Enquanto isso, o debate envolve a constitucionalidade do projeto. A Constituição Federal garante que o custeio da execução penal seja inteiramente do Estado. "O Estado prevê os delitos e as penas aplicáveis caso o indivíduo infrinja a lei. Ele tem o monopólio do poder punitivo, e o ônus disso é arcar com os gastos", explica Ana Paula. Essa responsabilidade é intransferível sob qualquer pretexto, ainda que o argumento envolva as condições financeiras do governo. Para a defensora, a possibilidade vai na contramão de desassociar crimes do aspecto monetário.

Equipamento é alternativa à falta de vagas no semiaberto

Para alguns especialistas, a tornozeleira eletrônica faz parte do regime de progressão de pena, se restringindo ao semiaberto e ao aberto. No entanto, o surgimento desse instrumento está ligado, principalmente, à falta de vagas no regime semiaberto.
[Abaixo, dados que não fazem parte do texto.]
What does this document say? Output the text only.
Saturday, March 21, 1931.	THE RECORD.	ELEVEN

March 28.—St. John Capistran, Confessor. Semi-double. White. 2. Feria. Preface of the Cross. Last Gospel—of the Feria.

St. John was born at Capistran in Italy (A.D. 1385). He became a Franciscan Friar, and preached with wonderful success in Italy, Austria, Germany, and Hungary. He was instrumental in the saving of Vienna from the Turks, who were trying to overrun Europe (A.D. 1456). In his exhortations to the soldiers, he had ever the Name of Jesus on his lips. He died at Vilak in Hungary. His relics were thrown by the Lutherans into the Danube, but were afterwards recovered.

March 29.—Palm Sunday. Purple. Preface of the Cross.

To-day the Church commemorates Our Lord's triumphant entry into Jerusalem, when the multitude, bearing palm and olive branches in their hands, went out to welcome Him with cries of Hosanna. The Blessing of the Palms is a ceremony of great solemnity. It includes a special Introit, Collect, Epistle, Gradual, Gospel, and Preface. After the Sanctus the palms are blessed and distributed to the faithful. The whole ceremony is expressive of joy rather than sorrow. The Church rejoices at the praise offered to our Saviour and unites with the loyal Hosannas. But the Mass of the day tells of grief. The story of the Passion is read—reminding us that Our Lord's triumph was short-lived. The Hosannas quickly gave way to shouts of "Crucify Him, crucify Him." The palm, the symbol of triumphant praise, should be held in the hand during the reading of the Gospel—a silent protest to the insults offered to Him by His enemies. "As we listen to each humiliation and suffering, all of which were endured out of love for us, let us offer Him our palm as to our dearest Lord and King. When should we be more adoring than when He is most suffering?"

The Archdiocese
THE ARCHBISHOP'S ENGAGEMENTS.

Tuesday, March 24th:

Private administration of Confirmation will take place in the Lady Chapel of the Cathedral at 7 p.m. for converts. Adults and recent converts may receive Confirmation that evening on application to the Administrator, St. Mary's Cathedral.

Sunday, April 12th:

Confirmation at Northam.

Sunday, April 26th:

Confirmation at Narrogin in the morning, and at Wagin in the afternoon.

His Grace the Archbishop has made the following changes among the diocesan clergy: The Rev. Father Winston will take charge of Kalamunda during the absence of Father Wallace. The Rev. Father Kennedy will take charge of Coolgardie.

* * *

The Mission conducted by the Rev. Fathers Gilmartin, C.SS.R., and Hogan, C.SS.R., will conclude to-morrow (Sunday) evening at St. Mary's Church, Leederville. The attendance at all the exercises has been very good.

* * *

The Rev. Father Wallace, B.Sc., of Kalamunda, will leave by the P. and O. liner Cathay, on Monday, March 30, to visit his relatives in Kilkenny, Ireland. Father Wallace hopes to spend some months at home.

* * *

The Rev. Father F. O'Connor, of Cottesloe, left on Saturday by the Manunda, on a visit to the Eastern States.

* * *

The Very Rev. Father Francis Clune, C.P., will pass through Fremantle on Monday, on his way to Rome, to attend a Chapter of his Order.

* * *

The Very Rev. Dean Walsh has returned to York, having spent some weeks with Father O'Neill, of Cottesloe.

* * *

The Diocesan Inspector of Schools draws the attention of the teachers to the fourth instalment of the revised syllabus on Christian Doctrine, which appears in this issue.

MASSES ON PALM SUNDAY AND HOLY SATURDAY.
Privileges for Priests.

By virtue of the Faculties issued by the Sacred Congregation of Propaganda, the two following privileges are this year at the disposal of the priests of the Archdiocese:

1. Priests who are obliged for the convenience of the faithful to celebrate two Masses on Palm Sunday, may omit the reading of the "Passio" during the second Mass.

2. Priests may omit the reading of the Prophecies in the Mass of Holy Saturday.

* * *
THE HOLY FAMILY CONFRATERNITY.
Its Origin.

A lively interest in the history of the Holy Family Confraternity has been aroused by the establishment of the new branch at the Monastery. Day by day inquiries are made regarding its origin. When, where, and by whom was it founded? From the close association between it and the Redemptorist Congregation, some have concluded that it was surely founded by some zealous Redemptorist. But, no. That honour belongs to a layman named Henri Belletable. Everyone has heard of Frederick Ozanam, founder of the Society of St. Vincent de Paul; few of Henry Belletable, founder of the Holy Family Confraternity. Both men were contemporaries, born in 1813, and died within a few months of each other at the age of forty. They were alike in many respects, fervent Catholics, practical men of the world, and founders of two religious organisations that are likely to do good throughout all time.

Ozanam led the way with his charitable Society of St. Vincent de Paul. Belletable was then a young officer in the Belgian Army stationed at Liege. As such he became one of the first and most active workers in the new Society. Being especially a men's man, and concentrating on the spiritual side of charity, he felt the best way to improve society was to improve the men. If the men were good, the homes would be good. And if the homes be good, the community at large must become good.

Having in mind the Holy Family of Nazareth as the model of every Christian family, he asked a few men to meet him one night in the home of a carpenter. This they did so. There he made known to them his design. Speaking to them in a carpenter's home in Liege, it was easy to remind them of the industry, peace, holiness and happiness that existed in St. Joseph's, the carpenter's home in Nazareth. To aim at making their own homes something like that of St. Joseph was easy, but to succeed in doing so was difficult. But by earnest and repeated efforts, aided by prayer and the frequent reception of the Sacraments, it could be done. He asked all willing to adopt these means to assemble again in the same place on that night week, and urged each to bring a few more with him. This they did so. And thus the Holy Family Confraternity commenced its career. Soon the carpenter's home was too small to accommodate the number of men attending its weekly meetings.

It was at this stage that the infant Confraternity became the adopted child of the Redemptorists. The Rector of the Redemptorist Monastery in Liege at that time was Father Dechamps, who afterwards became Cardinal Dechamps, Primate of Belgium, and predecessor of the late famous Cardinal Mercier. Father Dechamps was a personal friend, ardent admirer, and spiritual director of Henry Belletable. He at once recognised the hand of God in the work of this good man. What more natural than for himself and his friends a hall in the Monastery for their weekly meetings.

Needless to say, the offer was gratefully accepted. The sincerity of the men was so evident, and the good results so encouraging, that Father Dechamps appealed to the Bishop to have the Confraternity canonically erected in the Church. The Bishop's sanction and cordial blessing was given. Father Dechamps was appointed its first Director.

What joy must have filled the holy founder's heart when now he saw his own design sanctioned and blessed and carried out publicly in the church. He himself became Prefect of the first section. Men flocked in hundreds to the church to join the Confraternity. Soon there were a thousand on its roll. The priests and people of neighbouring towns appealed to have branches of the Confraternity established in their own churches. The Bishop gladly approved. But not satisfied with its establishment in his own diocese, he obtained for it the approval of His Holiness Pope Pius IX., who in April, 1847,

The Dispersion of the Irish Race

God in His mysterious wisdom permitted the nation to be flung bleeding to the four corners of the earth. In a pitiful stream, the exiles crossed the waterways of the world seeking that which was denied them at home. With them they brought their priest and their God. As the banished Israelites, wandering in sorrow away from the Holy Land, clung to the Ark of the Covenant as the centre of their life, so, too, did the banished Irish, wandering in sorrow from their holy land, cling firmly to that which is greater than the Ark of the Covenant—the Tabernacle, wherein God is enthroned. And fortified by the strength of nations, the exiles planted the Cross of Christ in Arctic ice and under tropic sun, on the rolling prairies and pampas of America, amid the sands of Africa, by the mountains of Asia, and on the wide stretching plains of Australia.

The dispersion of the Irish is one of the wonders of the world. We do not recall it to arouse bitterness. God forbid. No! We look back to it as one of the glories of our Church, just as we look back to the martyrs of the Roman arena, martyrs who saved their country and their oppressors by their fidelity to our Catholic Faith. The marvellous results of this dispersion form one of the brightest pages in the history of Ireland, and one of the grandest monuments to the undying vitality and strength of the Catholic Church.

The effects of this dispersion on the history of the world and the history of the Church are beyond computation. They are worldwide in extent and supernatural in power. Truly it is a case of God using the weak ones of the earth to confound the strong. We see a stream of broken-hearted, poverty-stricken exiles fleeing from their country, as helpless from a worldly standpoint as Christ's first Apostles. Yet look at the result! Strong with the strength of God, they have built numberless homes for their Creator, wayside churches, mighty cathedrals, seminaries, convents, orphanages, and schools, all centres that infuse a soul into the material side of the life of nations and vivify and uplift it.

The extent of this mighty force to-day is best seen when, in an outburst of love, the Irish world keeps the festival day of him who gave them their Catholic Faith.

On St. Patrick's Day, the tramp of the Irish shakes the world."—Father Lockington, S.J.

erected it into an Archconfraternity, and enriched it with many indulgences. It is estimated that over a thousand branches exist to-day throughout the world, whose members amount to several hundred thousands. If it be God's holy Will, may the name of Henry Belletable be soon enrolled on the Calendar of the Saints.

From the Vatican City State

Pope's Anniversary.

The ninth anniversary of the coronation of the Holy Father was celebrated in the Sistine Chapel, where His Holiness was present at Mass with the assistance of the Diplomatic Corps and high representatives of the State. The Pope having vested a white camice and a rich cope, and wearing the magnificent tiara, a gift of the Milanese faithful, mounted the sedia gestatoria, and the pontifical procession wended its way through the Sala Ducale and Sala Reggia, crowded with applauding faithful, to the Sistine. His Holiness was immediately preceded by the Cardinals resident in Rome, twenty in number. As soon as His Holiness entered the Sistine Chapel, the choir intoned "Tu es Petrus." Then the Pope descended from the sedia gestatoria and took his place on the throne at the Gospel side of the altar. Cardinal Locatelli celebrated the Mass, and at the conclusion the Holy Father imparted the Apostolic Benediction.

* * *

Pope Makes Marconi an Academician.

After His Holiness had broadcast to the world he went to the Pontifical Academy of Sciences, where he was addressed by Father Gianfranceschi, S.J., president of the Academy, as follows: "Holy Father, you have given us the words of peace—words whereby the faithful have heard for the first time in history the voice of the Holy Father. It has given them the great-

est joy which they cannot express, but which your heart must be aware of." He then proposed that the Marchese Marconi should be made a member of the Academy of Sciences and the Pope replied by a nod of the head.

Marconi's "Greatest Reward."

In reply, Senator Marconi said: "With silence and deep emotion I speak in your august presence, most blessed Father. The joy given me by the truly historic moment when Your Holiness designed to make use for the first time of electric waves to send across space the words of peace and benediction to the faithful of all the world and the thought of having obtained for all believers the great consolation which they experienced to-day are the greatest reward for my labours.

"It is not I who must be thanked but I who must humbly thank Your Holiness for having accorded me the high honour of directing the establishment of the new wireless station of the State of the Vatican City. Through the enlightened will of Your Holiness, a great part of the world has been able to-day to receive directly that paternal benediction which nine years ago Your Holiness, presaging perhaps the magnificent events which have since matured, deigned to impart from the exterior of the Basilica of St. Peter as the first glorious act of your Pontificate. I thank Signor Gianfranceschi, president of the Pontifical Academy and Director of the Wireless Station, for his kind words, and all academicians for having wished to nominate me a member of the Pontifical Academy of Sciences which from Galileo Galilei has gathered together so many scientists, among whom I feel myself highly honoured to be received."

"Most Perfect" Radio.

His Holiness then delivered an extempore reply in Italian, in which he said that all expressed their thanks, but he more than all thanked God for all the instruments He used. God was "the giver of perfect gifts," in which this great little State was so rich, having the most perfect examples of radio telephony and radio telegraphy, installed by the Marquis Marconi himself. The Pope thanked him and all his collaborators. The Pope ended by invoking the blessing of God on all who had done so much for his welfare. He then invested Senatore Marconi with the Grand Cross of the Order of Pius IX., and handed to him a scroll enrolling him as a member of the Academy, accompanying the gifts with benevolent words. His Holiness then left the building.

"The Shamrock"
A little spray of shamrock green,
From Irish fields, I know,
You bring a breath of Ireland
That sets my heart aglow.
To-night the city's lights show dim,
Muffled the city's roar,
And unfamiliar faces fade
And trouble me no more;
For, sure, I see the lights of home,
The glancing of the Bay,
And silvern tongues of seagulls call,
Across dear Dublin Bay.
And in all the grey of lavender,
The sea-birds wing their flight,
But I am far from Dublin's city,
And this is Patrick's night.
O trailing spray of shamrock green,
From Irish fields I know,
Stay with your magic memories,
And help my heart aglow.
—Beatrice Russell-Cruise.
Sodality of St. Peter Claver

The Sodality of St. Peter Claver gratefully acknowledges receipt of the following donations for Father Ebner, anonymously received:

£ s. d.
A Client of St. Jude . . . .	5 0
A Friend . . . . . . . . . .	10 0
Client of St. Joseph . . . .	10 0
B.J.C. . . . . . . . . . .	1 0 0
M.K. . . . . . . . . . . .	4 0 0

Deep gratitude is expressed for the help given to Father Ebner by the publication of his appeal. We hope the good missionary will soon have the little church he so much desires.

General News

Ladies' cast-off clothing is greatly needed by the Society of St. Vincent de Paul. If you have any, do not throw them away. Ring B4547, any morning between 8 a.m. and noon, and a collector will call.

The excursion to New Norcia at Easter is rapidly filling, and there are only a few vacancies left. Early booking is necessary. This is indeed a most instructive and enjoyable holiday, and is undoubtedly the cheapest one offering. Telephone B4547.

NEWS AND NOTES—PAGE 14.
Em Porto Alegre, o uso do instrumento é feito nos dois tipos de regime. Em Novo Hamburgo, por exemplo, admite-se o uso exclusivo para apenados do regime aberto. Essa diferença dentro do mesmo Estado é possível em razão da Lei de Execução Penal, que garante o cumprimento do regime semiaberto em estabelecimentos com características específicas. A falta desse local em Novo Hamburgo exige que o monitoramento eletrônico seja feito apenas em regime aberto.
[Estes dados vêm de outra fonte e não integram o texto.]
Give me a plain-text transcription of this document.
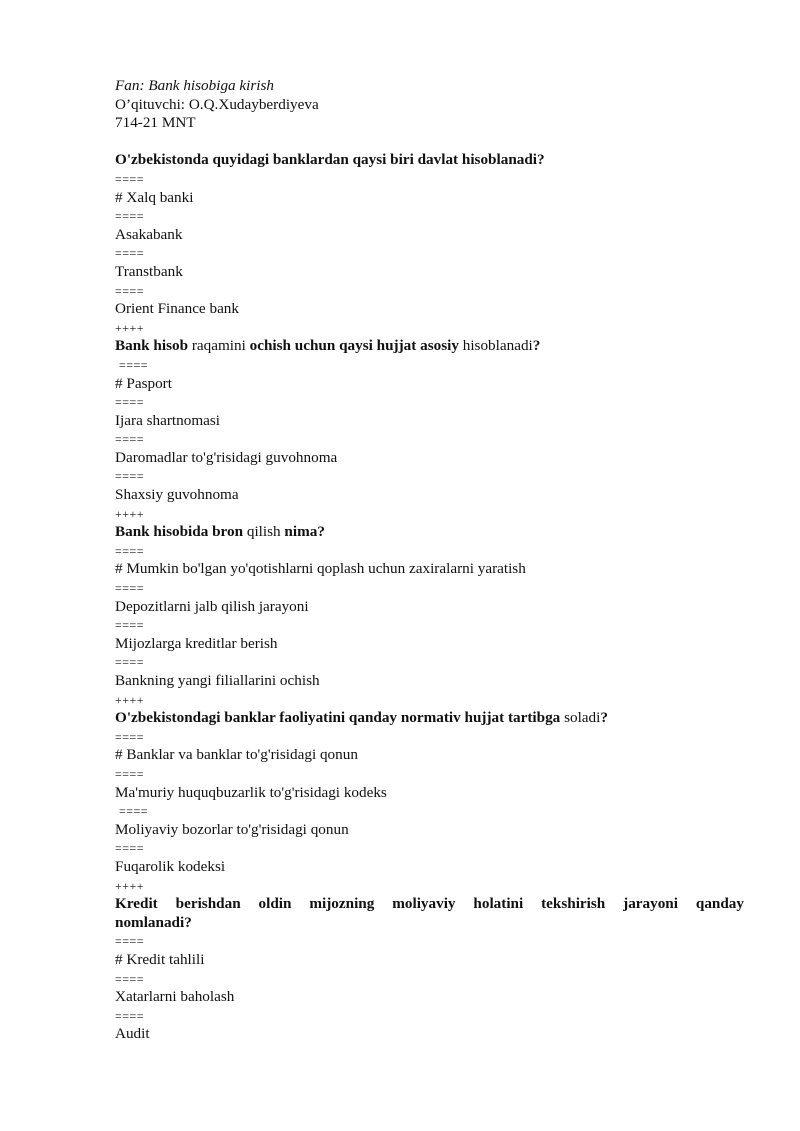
Fan: Bank hisobiga kirish
O’qituvchi: O.Q.Xudayberdiyeva
714-21 MNT
O'zbekistonda quyidagi banklardan qaysi biri davlat hisoblanadi?
====
# Xalq banki
====
Asakabank
====
Transtbank
====
Orient Finance bank
++++
Bank hisob raqamini ochish uchun qaysi hujjat asosiy hisoblanadi?
====
# Pasport
====
Ijara shartnomasi
====
Daromadlar to'g'risidagi guvohnoma
====
Shaxsiy guvohnoma
++++
Bank hisobida bron qilish nima?
====
# Mumkin bo'lgan yo'qotishlarni qoplash uchun zaxiralarni yaratish
====
Depozitlarni jalb qilish jarayoni
====
Mijozlarga kreditlar berish
====
Bankning yangi filiallarini ochish
++++
O'zbekistondagi banklar faoliyatini qanday normativ hujjat tartibga soladi?
====
# Banklar va banklar to'g'risidagi qonun
====
Ma'muriy huquqbuzarlik to'g'risidagi kodeks
====
Moliyaviy bozorlar to'g'risidagi qonun
====
Fuqarolik kodeksi
++++
Kredit berishdan oldin mijozning moliyaviy holatini tekshirish jarayoni qanday
nomlanadi?
====
# Kredit tahlili
====
Xatarlarni baholash
====
Audit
Para ter o benefício do semiaberto, o detento precisa cumprir pelo menos 1/6 da pena e apresentar bom comportamento. Nesses casos, é possível reduzir três dias de pena a cada dia trabalhado. Para progressão ao aberto, segue-se os mesmos requisitos temporais e comportamentais do regime anterior. No aberto, a pena pode ser cumprida até mesmo na residência do preso.
A escassez de vagas e as dificuldades do sistema geraram a necessidade das tornozeleiras. O instrumento, então, é caracterizado por um substitutivo dessas vagas. Na Capital, já se teve 3 mil vagas de semiaberto, hoje esse número foi reduzido a 500. "Esses lugares foram destruídos pelo Estado, e na troca aparecem as tornozeleiras", explica Brzuska.
O instrumento, no entanto, é mais barato que as vagas em presídios. Enquanto uma tornozeleira pode chegar a R$ 700,00, uma vaga no sistema de semiaberto pode custar R$ 3 mil por mês. Para o juiz, é a falta de investimento no semiaberto que gera a necessidade do monitoramento.